Converging sequence $a_{{n+1}}=6\, \left( a_{{n}}+1 \right) ^{-1}$

Question

I know the sequence is converging. But I find it difficult proving it, by induction. So far I have drawn a diagram and calculate the five first numbers. From the diagram I can se that the sequence can be split into two sequences, one that is increasing and one tha is decreasing. I need to show that

I need to show that $a_{{1}}=1$, $a_{{3}}=3/2$ and $a_{{5}}={\frac {30}{17}}$ is an increasing sequence and that $a_{{2}}=3$, $a_{{4}}={\frac {12}{5}}$ is decreasing.

Any help would be appriciated.

$a_{{1}}=1, a_{{n+1}}=6\, \left( a_{{n}}+1 \right) ^{-1},1\leq n$

• $a_{{1}}=1$
• $a_{{2}}=3$
• $a_{{3}}=3/2$
• $a_{{4}}={\frac {12}{5}}$
• $a_{{5}}={\frac {30}{17}}$

Answer 1

You can actually outright solve this sequence and take the limit. You can prove this by induction.

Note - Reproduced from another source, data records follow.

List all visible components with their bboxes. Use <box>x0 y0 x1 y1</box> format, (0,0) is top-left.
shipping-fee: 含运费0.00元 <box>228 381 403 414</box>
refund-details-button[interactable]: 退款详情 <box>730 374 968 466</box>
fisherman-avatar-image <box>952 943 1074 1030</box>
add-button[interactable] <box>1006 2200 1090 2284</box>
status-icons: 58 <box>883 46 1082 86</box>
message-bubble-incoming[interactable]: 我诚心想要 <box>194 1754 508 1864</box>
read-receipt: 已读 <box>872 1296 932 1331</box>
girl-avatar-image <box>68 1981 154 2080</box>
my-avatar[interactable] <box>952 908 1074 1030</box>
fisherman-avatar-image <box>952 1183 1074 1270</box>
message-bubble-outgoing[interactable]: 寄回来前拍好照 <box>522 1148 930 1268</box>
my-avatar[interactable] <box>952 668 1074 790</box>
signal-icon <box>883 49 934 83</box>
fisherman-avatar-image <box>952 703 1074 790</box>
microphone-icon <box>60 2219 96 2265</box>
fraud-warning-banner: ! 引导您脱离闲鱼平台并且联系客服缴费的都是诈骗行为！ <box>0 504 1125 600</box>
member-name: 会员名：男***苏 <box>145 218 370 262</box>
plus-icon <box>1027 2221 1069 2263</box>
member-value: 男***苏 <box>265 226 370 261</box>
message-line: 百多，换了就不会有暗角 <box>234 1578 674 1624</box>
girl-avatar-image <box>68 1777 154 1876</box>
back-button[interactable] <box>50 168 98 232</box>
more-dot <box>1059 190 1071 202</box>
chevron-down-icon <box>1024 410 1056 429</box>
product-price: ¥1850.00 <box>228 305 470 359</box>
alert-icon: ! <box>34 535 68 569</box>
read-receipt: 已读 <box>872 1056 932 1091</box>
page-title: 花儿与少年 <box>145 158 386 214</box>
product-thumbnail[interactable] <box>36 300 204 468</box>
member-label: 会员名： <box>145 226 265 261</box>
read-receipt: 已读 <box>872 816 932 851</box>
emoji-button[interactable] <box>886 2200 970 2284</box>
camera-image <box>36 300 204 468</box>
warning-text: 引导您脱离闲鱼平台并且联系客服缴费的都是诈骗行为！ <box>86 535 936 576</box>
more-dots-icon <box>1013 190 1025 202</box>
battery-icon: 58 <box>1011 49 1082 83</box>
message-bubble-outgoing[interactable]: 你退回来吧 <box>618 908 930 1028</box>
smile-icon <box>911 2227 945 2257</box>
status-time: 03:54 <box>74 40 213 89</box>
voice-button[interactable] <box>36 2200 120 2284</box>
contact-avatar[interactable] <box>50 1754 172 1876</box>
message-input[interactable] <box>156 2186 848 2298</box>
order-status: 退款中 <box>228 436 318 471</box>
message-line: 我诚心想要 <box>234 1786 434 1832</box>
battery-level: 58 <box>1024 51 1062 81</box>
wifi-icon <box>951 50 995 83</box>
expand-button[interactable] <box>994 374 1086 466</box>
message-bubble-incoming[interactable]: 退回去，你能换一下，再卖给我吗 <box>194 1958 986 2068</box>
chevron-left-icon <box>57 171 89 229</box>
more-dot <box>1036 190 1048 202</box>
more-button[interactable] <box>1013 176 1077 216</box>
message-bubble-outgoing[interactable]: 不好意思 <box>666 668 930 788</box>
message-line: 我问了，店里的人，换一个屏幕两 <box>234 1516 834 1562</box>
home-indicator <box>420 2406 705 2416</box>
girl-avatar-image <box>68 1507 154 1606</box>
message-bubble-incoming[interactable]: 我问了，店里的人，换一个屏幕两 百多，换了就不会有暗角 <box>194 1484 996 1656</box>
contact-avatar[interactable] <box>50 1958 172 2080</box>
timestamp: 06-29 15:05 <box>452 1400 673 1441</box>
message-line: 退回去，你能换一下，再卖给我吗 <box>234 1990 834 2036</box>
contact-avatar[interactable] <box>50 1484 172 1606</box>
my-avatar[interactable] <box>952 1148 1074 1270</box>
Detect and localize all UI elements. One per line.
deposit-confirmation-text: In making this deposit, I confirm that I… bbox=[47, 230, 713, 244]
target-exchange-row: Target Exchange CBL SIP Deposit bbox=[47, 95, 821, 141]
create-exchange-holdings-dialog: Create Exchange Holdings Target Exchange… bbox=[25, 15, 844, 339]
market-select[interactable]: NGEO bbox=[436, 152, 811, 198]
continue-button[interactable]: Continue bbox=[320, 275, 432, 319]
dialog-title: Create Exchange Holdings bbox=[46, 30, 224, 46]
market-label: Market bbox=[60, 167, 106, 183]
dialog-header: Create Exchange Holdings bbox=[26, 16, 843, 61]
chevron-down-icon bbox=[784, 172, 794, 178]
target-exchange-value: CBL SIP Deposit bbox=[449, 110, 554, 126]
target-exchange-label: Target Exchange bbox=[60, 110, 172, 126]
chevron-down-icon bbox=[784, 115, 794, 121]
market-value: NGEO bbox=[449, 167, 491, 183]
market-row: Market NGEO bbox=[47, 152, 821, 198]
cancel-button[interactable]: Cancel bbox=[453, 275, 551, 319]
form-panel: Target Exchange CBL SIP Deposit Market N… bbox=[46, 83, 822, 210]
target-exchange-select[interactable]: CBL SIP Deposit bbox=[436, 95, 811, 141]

$$a_n = \frac{15 (-2)^n}{8 \times 3^n - 3(-2)^n} + 2$$

Taking the limit as $n \to \infty$ gives you 2.

Answer 2

(At the end, I have added my form of the explicit solution.)

$a_{1}=1, a_{n+1}=\dfrac{6}{a_{{n}}+1},1\leq n $

If it has a limit $L$, then $L = \dfrac{6}{L+1}$ or $L^2+L-6 = 0 $ or $(L+3)(L-2) = 0 $.

Since $a_n > 0$ for all $n$, the only possibility is $L=2$.

To get a sequence whose terms should go to $0$, let $a_n = b_n+2 $. Then $b_{n+1}+2=\dfrac{6}{b_{{n}}+3} $ or $b_{n+1} =\dfrac{6-2(b_{n}+3)}{b_{n}+3} =\dfrac{-2b_{n}}{b_{n}+3} $.

Since $b_1 = a_1-2 = -1 $, $b_2 = \dfrac{2}{2} = 1 $, $b_3 = \dfrac{-2}{4} = \dfrac12 $, $b_4 = \dfrac{-1}{7/2} = -\dfrac{2}{7} $.

Since $\left(-\dfrac{2 x}{x+3}\right)' = -\dfrac{6}{(x+3)^2} $,

if $-\dfrac12 \le b_n \le \dfrac12$, then $b_{n+1} \le \dfrac{1}{5/2} =\dfrac25 \lt \dfrac12 $ and $b_{n+1} \ge \dfrac{-1}{7/2} =-\dfrac27 \gt -\dfrac12 $.

Therefore $|b_n| \le \dfrac12 $ for $n \ge 3$.

Therefore, for $n \ge 3$,

$\begin{array}\\ \left|\dfrac{b_{n+1}}{b_n}\right| &=\left|\dfrac{2}{b_n+3}\right|\\ &\le \dfrac{2}{5/2}\\ &= \dfrac45\\ &< 1\\ \end{array} $

so that $b_n \to 0 $ as $n \to \infty$.

Therefore $a_n \to 2 $ as $n \to \infty$.

(added later)

I can show that $b_m = \frac{15}{8(-\frac32)^m-3} $ so that $b_{2m} =\frac{15}{8(\frac94)^{m}-3} $ is decreasing and $b_{2m+1} =\frac{-5}{4(\frac94)^{m}+1} $ is increasing, both approaching $0$ as their limit.